Discussion

$Professor Varga$
Prof. Richard S. Varga

It seems like ages ago that Professor Richard S. Varga and I wrote a Java applet (Java version 1.04!) together with Alan Krautstengl for the journal ETNA[9]. I've updated that old work for the modern era here. Consider this a small dedication to Professor Varga as thanks for his wonderful enthusiasm for—and significant contributions to—mathematics.

The plot above illustrates two eigenvalue inclusion methods. The methods produce sets in the complex plane that are guaranteed to contain the eigenvalues of a matrix. The methods are cheaper to compute than precise eigenvalue estimates for large matrices, but the inclusion sets might be big.

Gerschgorin's theorem[4] defines perhaps the most famous eigenvalue inclusion method. Let $A = [a_{ij}] \in \mathbb{C}^{n\times n}$ be an $n\times n$ matrix and let $R_i$ be its $i$th off-diagonal row sum defined by $R_i = \sum_{j\ne i} |a_{ij}|$. The Gerschgorin disks are the set \[ \bigcup_{i=1}^n \{z\in\mathbb{C}: |z-a_{ii}| \le R_i\}, \] and the Gerschgorin theorem states that the above set contains the eigenvalues of $A$. (The theorem is elegant but elementary, try to prove it before looking it up!)

Gerschgorin's theorem says that if we replace a matrix with only two numbers per row, the diagonal entry and off-diagonal row sum, then we can still bound where its eigenvalues will be!

It's easy to see that Gerschgorin's theorem also applies to off-diagonal column sums of $A$ (by considering $A^H$, for example).
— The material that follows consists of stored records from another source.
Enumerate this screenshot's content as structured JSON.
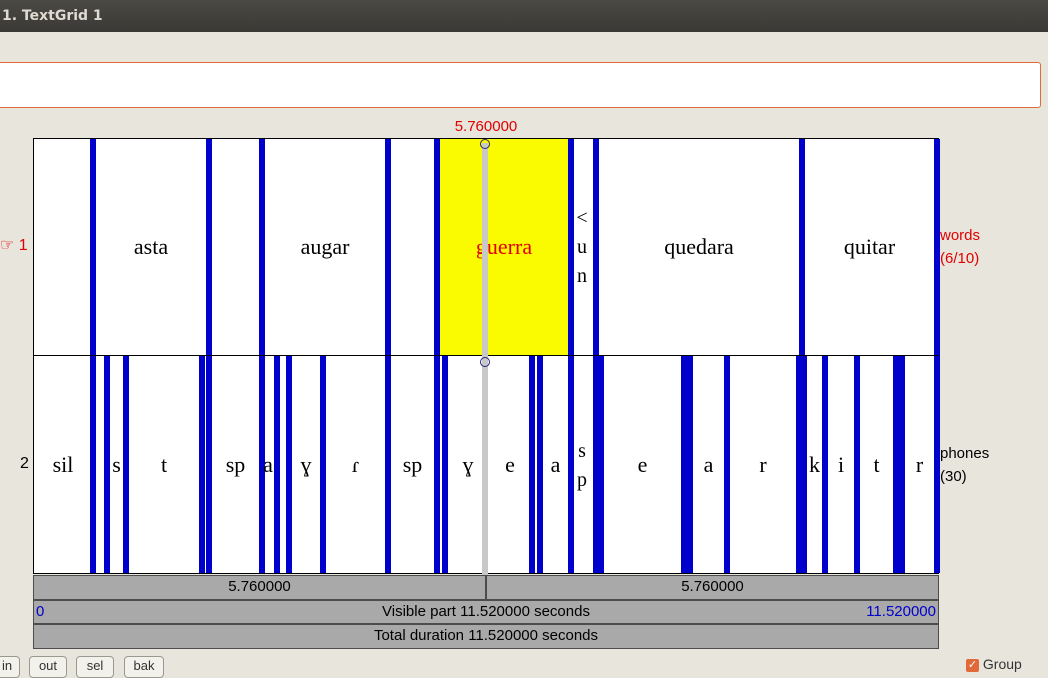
{
  "window": {
    "title": "1. TextGrid 1"
  },
  "cursor": {
    "time_label": "5.760000"
  },
  "tiers": [
    {
      "number": "1",
      "marker": "☞",
      "name": "words",
      "count": "(6/10)",
      "labels": [
        "asta",
        "augar",
        "guerra",
        "<",
        "u",
        "n",
        "quedara",
        "quitar"
      ]
    },
    {
      "number": "2",
      "name": "phones",
      "count": "(30)",
      "labels": [
        "sil",
        "s",
        "t",
        "sp",
        "a",
        "ɣ",
        "ɾ",
        "sp",
        "ɣ",
        "e",
        "a",
        "s",
        "p",
        "e",
        "a",
        "r",
        "k",
        "i",
        "t",
        "r"
      ]
    }
  ],
  "bars": {
    "left_segment": "5.760000",
    "right_segment": "5.760000",
    "visible_start": "0",
    "visible_label": "Visible part 11.520000 seconds",
    "visible_end": "11.520000",
    "total_label": "Total duration 11.520000 seconds"
  },
  "buttons": {
    "in_label": "in",
    "out_label": "out",
    "sel_label": "sel",
    "bak_label": "bak"
  },
  "group": {
    "label": "Group",
    "checked": true
  },
  "colors": {
    "boundary": "#0000cc",
    "selection": "#fafa00",
    "accent_red": "#e00000"
  }
}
Indeed, the intersection of the Gerschgorin sets of $A$ and those of $A^H$ may provide tighter bounds than illustrated here. One can further consider how tight one can make Gerschgorin-based estimates of eigenvalues, and Professor Varga has had a lot to say about this[8].
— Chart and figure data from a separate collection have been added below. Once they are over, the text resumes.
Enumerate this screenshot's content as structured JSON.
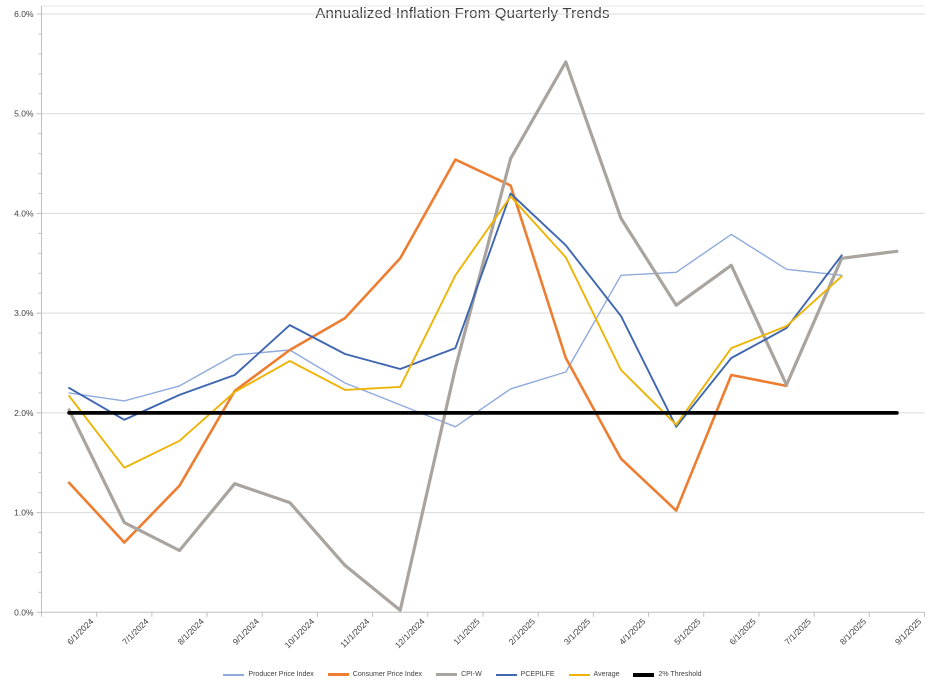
{
  "chart": {
    "title": "Annualized Inflation From Quarterly Trends"
  },
  "chart_data": {
    "type": "line",
    "title": "Annualized Inflation From Quarterly Trends",
    "categories": [
      "6/1/2024",
      "7/1/2024",
      "8/1/2024",
      "9/1/2024",
      "10/1/2024",
      "11/1/2024",
      "12/1/2024",
      "1/1/2025",
      "2/1/2025",
      "3/1/2025",
      "4/1/2025",
      "5/1/2025",
      "6/1/2025",
      "7/1/2025",
      "8/1/2025",
      "9/1/2025"
    ],
    "series": [
      {
        "name": "Producer Price Index",
        "color": "#8FAADC",
        "stroke_width": 1.4,
        "values": [
          2.2,
          2.12,
          2.27,
          2.58,
          2.63,
          2.3,
          2.08,
          1.86,
          2.24,
          2.41,
          3.38,
          3.41,
          3.79,
          3.44,
          3.38,
          null
        ]
      },
      {
        "name": "Consumer Price Index",
        "color": "#ED7D31",
        "stroke_width": 2.6,
        "values": [
          1.3,
          0.7,
          1.27,
          2.22,
          2.63,
          2.95,
          3.55,
          4.54,
          4.28,
          2.55,
          1.54,
          1.02,
          2.38,
          2.27,
          null,
          null
        ]
      },
      {
        "name": "CPI-W",
        "color": "#A9A49E",
        "stroke_width": 3.2,
        "values": [
          2.03,
          0.9,
          0.62,
          1.29,
          1.1,
          0.47,
          0.02,
          2.45,
          4.55,
          5.52,
          3.95,
          3.08,
          3.48,
          2.28,
          3.55,
          3.62
        ]
      },
      {
        "name": "PCEPILFE",
        "color": "#3F66B0",
        "stroke_width": 1.9,
        "values": [
          2.25,
          1.93,
          2.18,
          2.38,
          2.88,
          2.59,
          2.44,
          2.65,
          4.2,
          3.68,
          2.97,
          1.86,
          2.55,
          2.85,
          3.58,
          null
        ]
      },
      {
        "name": "Average",
        "color": "#EDB406",
        "stroke_width": 1.9,
        "values": [
          2.17,
          1.45,
          1.72,
          2.21,
          2.52,
          2.23,
          2.26,
          3.38,
          4.17,
          3.56,
          2.43,
          1.88,
          2.65,
          2.87,
          3.37,
          null
        ]
      },
      {
        "name": "2% Threshold",
        "color": "#000000",
        "stroke_width": 3.7,
        "values": [
          2.0,
          2.0,
          2.0,
          2.0,
          2.0,
          2.0,
          2.0,
          2.0,
          2.0,
          2.0,
          2.0,
          2.0,
          2.0,
          2.0,
          2.0,
          2.0
        ]
      }
    ],
    "y_axis": {
      "min": 0,
      "max": 6,
      "major_step": 1,
      "minor_step": 0.2,
      "labels": [
        "0.0%",
        "1.0%",
        "2.0%",
        "3.0%",
        "4.0%",
        "5.0%",
        "6.0%"
      ]
    },
    "x_axis": {
      "label_rotation_deg": -45
    },
    "grid": "horizontal-major",
    "legend_position": "bottom",
    "colors": {
      "gridline": "#D9D9D9",
      "axis": "#BFBFBF",
      "tick_label": "#404040",
      "title": "#404040"
    }
  }
}
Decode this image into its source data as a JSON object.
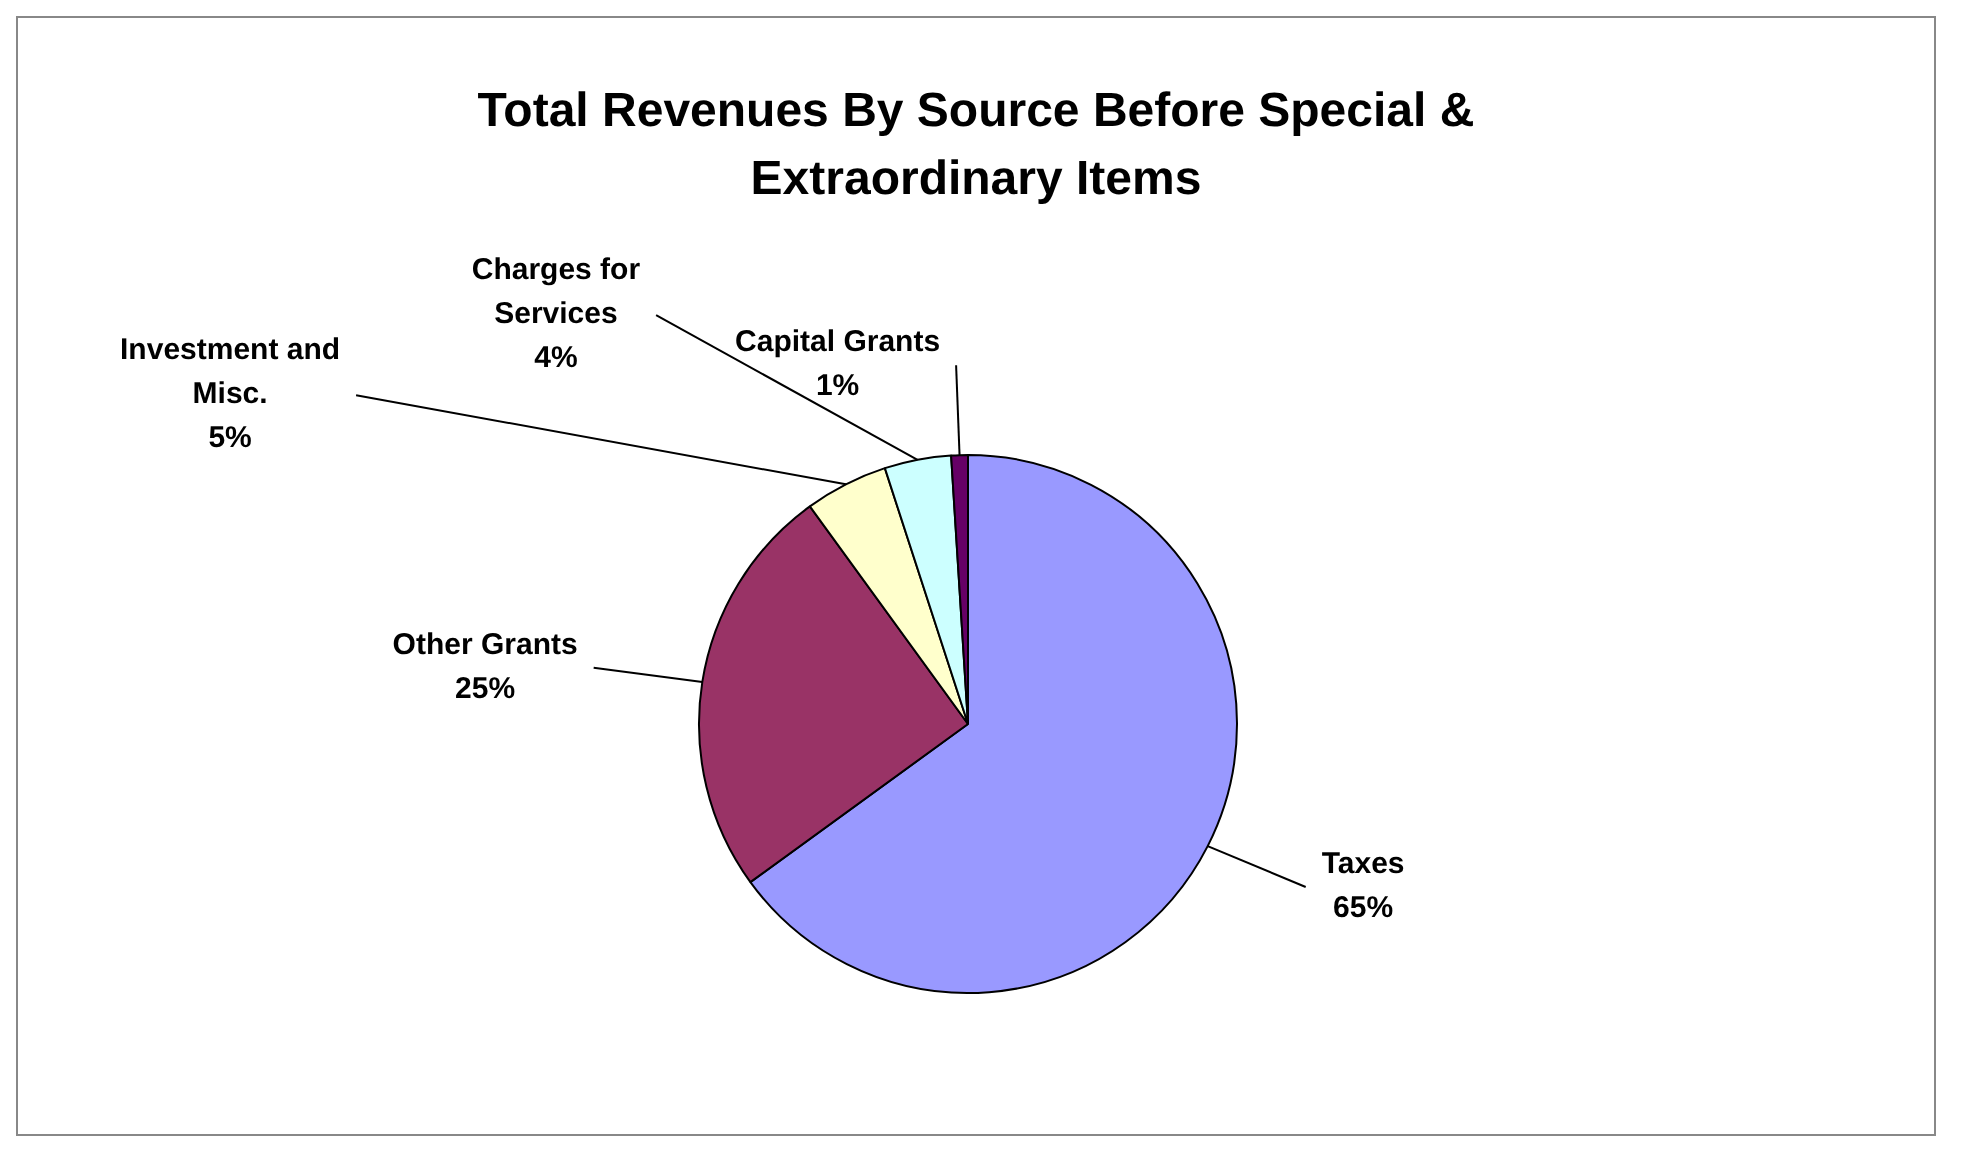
{
  "chart_data": {
    "type": "pie",
    "title": "Total Revenues By Source Before Special & Extraordinary Items",
    "categories": [
      "Taxes",
      "Other Grants",
      "Investment and Misc.",
      "Charges for Services",
      "Capital Grants"
    ],
    "values": [
      65,
      25,
      5,
      4,
      1
    ],
    "value_labels": [
      "65%",
      "25%",
      "5%",
      "4%",
      "1%"
    ],
    "colors": [
      "#9999ff",
      "#993366",
      "#ffffcc",
      "#ccffff",
      "#660066"
    ],
    "legend": false
  }
}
Each Gerschgorin disk uses data from one row of the matrix $A$. What if we consider two rows at a time? Can we find sets that contain $A$'s eigenvalues similarly to the Gerschgorin theorem? This question was answered (affirmatively) by Alfred Brauer in 1947 when he came up with sets that he called the ovals of Cassini[1].

Let the $ij$-th oval of Cassini of the matrix $A$ be defined by: \[ K_{ij}(A) = \{z\in\mathbb{C}: |z-a_{ii}|\cdot|z-a_{jj}| \le R_iR_j\}, \] where $i,j=1,2,\ldots,n$, $i\ne j$, and $R_i$ is the $i$th off-diagonal row sum of $A$ defined above. There are $n(n-1)/2$ total ovals of Cassini for an $n\times n$ matrix. That is generally more than the total number of $n$ Gerschgorin disks—except, notably, in the interactive example above. Brauer showed that the eigenvalues of the matrix $A$ are included in the union of all its ovals of Cassini.
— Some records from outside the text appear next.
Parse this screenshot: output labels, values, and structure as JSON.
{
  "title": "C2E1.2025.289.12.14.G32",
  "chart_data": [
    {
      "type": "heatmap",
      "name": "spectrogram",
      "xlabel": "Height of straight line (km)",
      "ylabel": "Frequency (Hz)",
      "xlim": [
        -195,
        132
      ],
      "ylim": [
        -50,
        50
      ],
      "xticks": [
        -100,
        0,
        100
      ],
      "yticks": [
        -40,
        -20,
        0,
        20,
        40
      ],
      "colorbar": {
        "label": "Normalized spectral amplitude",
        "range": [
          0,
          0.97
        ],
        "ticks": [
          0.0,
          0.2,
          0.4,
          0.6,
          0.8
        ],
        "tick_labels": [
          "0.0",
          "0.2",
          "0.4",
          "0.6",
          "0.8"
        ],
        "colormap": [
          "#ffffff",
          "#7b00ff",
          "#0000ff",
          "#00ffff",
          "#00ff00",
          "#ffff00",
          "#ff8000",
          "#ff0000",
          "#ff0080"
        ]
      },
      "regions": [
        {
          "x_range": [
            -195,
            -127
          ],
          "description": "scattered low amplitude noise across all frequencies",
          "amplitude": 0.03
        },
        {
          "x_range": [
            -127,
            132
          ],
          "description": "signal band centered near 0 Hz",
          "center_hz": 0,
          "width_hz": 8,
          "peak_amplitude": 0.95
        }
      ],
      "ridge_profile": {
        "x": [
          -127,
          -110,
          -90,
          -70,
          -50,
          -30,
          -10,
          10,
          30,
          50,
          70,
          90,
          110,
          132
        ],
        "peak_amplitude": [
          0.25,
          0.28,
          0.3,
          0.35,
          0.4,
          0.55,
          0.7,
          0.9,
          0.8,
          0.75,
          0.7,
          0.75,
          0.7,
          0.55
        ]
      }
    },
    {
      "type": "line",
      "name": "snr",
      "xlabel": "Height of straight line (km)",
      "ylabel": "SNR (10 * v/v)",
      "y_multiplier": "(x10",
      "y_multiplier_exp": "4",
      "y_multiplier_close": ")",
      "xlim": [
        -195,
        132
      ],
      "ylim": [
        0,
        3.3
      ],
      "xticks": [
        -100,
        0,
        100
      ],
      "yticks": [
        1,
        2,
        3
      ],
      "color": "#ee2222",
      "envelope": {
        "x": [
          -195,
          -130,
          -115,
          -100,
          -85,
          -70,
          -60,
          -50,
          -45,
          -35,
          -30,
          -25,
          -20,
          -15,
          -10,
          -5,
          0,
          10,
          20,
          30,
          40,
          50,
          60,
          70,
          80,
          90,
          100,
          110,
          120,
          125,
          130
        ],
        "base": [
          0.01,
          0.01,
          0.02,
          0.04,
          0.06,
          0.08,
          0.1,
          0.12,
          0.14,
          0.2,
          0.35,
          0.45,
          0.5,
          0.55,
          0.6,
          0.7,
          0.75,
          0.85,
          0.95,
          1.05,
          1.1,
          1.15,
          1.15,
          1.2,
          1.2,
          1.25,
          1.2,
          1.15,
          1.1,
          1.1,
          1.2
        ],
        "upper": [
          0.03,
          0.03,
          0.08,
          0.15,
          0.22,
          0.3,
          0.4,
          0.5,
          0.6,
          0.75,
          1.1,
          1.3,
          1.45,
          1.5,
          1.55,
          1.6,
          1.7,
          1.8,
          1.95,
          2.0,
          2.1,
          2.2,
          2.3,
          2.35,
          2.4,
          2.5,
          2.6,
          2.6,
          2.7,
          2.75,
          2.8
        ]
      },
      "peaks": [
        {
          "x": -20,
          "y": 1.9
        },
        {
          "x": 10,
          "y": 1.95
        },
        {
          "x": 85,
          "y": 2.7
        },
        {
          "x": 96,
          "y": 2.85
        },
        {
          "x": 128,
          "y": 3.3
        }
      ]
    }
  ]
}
Are the ovals of Cassini better at bounding eigenvalues than Gerschgorin diks? The answer is yes! The ovals of Cassini are always at least as good as the Gerschgorin disks at estimating the eigenvalues of any matrix, a result first mentioned by Brauer in 1958[2] but only sparsely elsewhere (see [7]). (As you play with the small interactive example above, you will see that the ovals of Cassini always lie within the Gerschgorin disks.) This result is not so well-known. Varga([7] and [6]) and Varga and Krautstengl[9] show even more—that under very general conditions the ovals of Cassini define optimal (tightest) eigenvalue inclusion sets among methods that use the same amount information.

What about considering three or more rows of a Matrix at a time? Can the inclusion bounds be improved even more? Remarkably, in general the answer is no! Generalizations to three or more rows at a time might not even contain all the eigenvalues. This is shown with a counter-example in Horn and Johnson's book[5, p. 382]. However, see Brualdi's really interesting paper [3] for an extension of Gerschgorin and Brauer's ideas to more rows that does work for special matrices related to directed graphs.

Technology

The plotting program is written in Javascript and relies on the superb d3.js library. LaTeX expressions are rendered using the MathJax library. All source code files are available on Github at https://github.com/bwlewis/cassini. You can view a live version of this document there at: http://bwlewis.github.io/cassini/.

Complex numbers

I considered many available numeric libraries for Javascript, including the very admirable NumericJavascript project. After many experiments, I was never fully satisfied, mostly because few (none that I could find) projects support eigenvalue solvers for complex-valued matrices.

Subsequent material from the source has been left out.